Baptiste Rappin : Les huit chapitres sont en effet autant de variations sur un thème commun : celui de l’intempestivité, c’est-à-dire de la résistance au mouvement du temps, ce que précisément traduit le terme qui sert de titre à l’ouvrage, Anachronismes. La modernité et plus encore la postmodernité imposent non seulement une direction univoque à l’action humaine, celle du progrès sous la forme de l’innovation technoéconomique, mais également une fuite en avant du temps qui ne laisse pas d’accélérer, encore et toujours, afin de faire advenir le plus tôt possible l’idéal recherché : mais celui-ci n’est plus un état définitif qui ferait place au repos une fois atteint, car la dernière nouveauté chasse aussitôt l’ancienne dans une course où il faut désormais sprinter pour demeurer sur place. L’intempestivité, qui traverse les huit anachronismes, est une tenue ou une retenue, un frein, qui s’abstient de toute forme d’adhérence et d’adhésion à cet esprit du temps.

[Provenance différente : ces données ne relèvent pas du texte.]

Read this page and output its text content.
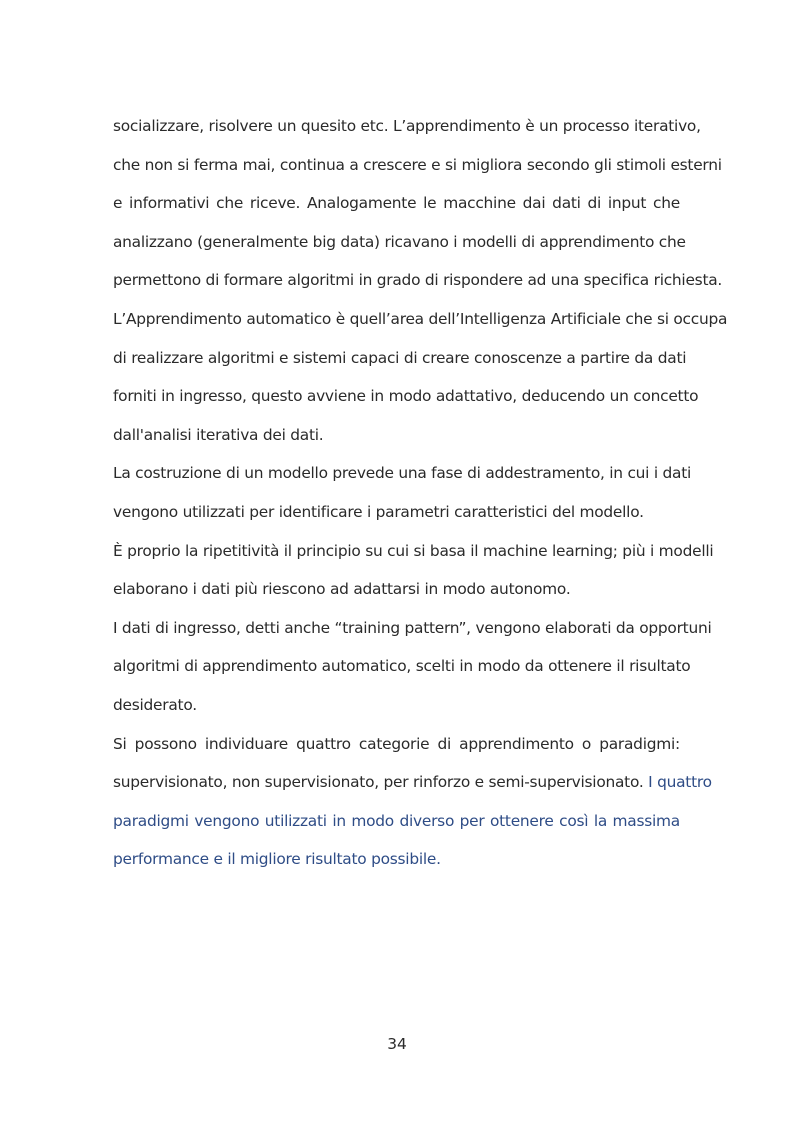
socializzare, risolvere un quesito etc. L’apprendimento è un processo iterativo,
che non si ferma mai, continua a crescere e si migliora secondo gli stimoli esterni
e informativi che riceve. Analogamente le macchine dai dati di input che
analizzano (generalmente big data) ricavano i modelli di apprendimento che
permettono di formare algoritmi in grado di rispondere ad una specifica richiesta.
L’Apprendimento automatico è quell’area dell’Intelligenza Artificiale che si occupa
di realizzare algoritmi e sistemi capaci di creare conoscenze a partire da dati
forniti in ingresso, questo avviene in modo adattativo, deducendo un concetto
dall'analisi iterativa dei dati.
La costruzione di un modello prevede una fase di addestramento, in cui i dati
vengono utilizzati per identificare i parametri caratteristici del modello.
È proprio la ripetitività il principio su cui si basa il machine learning; più i modelli
elaborano i dati più riescono ad adattarsi in modo autonomo.
I dati di ingresso, detti anche “training pattern”, vengono elaborati da opportuni
algoritmi di apprendimento automatico, scelti in modo da ottenere il risultato
desiderato.
Si possono individuare quattro categorie di apprendimento o paradigmi:
supervisionato, non supervisionato, per rinforzo e semi-supervisionato. I quattro
paradigmi vengono utilizzati in modo diverso per ottenere così la massima
performance e il migliore risultato possibile.
34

FP : Votre ouvrage est le procès de la société industrielle et de ses effets. Vous parlez dès votre avant-propos d'une « apocalypse industrielle ». Que faut-il comprendre ?

BR : La plupart des analystes de la société sous-estiment l’importance de la révolution industrielle qui débuta dans la deuxième partie du XVIIIe siècle en Angleterre avant de gagner les autres pays européens puis de s’étendre à la planète : celle-ci est une rupture anthropologique aussi considérable que le fut, il y a douze mille ans, la révolution néolithique caractérisant le passage des sociétés de nomades aux sociétés de sédentaires. L’un des traits de la société industrielle est la substitution généralisée de la machine...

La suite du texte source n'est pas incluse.